Contrariamente a quanto si prospetta, in termini generici, nel ricorso (p. 15), si è giunti in tal modo a formulare per l'ente un rimprovero distinto da quello che riguarda l'autore del reato presupposto.
Pertanto, la sentenza impugnata non ha tratto la prova dell'inidoneità del modello dalla mera commissione del reato presupposto.
Osserva inoltre il Collegio che, almeno in un passaggio, la sentenza impugnata potrebbe far pensare ad una indebita confusione tra la violazione delle norme in materia di prevenzione (inidoneità del DVR) e la insufficienza delle procedure adottate; tuttavia, dal tenore complessivo delle decisioni di merito è possibile ricavare la valutazione di inidoneità del modello, quantomeno nella sua concreta attuazione, senza alcuna sovrapposizione tra colpa della persona fisica e colpa della persona giuridica (di cui ci si duole genericamente in ricorso).

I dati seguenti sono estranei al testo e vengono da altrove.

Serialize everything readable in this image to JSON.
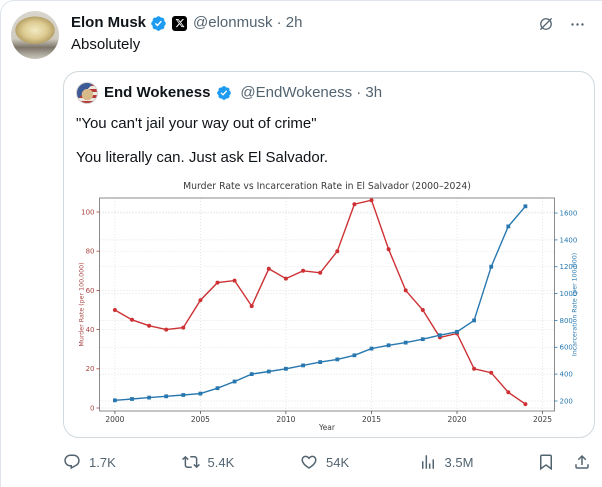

Valutazione, questa, non oggetto di specifica censura, posto che la società ricorrente si limita a sostenere, immotivatamente, che l'evento infortunistico non è dipeso da scelte aziendali (p. 16 ricorso), e che all'interno del modello sono state previste delle procedure (pp. 16 e 18), così finendo per ribadirne l'astratta idoneità.
2. Stante l'inammissibilità del ricorso, e non ravvisandosi assenza di colpa nella determinazione della causa di inammissibilità (Corte cost., sent. n. 186 del 7 giugno 2000), alla condanna della società ricorrente al pagamento delle spese processuali consegue anche quella al pagamento della sanzione pecuniaria, che si stima equo quantificare in Euro tremila.
P.Q.M.
Dichiara inammissibile il ricorso e condanna la ricorrente al pagamento delle spese processuali e della somma di Euro tremila in favore della Cassa delle ammende.
Così deciso in Roma, il 26 marzo 2025.
Depositato in Cancelleria il 15 maggio 2025.